My emotions at this time are mostly simply being tired. We have been working hard and some of our work has been sorting through possessions that have been in our family for generations. Among the final items at the place are the diaries and journals of our great grandfather, an early Montana settler who was the territory’s first court reporter, who traveled part of the state by bicycle, and who was friends with pioneer Methodist circuit riders. When they have been digitized they will become part of an historic archive. The paper copies have been stored in an old deep freezer. It turns out that the appliance, after being retired from serving our family storing food, is an excellent waterproof and mouse proof storage place for the documents.

It won’t be hard for me to pull up the driveway and turn west. I have a lot of reasons to be eager to get back to my own home and the life we have in Washington. I’m eager to see our grandchildren again. I want to watch the last weeks of the blooming of our dahlias before cold weather sets in. I have several exciting projects going at the church and am looking forward to a season of growing our faith formation programs.

Life is filled with loss. Learning to say good bye is part of every human life.

I remember packing my clothes, my typewriter and a few books in the late summer of 1970. I was heading off to college. I looked at the cabin where I had spend the summer and it was hard to say good bye. However, college was exciting and fun and I had a girlfriend waiting for me. I was a bit emotional as I took a last walk around the place, looked at the river and got into the car.

I also remember the late summer of 1974, after my wife and I had spent the summer at the place. I had already made a trip to Chicago and placed most of our possessions in storage in the basement of the apartment building where we would be living. For this trip, we loaded our remaining belongings into our small Opel car and headed east toward Chicago. We already knew that the next summer we would have jobs waiting for us in the mountains. We fully expected that we would be returning to Montana to live after completing our seminary educations. It didn’t turn out the way we expected. We did come back for the next two summers and work at our church camp. But we never returned to Montana to live. When we said good bye to Big Sky Country, we would follow the call of the church to North Dakota, Idaho, and South Dakota, and now Washington. We never came “back home” to live permanently.

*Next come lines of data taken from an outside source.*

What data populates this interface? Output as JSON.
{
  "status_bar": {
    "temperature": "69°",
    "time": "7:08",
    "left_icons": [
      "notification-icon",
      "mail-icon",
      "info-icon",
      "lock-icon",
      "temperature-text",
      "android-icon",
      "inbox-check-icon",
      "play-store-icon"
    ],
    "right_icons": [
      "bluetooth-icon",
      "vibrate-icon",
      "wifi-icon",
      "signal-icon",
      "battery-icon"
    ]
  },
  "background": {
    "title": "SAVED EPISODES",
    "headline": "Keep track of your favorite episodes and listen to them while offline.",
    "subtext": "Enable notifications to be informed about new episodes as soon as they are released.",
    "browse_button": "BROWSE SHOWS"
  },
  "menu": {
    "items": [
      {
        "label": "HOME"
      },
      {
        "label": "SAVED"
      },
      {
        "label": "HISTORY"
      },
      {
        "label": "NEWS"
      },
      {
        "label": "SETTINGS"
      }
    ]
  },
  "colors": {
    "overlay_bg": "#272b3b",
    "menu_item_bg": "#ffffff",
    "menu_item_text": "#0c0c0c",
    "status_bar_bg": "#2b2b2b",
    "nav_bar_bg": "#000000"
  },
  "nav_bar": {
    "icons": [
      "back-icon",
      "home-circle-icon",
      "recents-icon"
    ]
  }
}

In a way our lives have been a succession of saying good bye. We have lived in some wonderful and beautiful places. We have been connected to challenging and faithful congregations. Life has been good to us. We have passed milestones on our way. Our children were born in North Dakota. They both graduated from High School in South Dakota after having lived for a decade of their lives in Idaho. Neither chose South Dakota as their adult homes. One lives in Washington and the other in South Carolina right now, but we have the sense that our South Carolina daughter isn’t finished with making moves from one place to another.

So we will say good bye to another place that will remain an important part of our stories. We’ll come back to the mountains. We still have reasons to come to Montana to visit. But it won’t be quite the same when we will no longer have a driveway to call ours.

I am looking forward to shedding the responsibility of sharing ownership of a distant cabin with my siblings. Each passing year makes the work of maintaining the place more difficult for me. I know it is time to say good bye and move on.

It is time for a new family to discover this wonderful place and begin filling it with their own memories.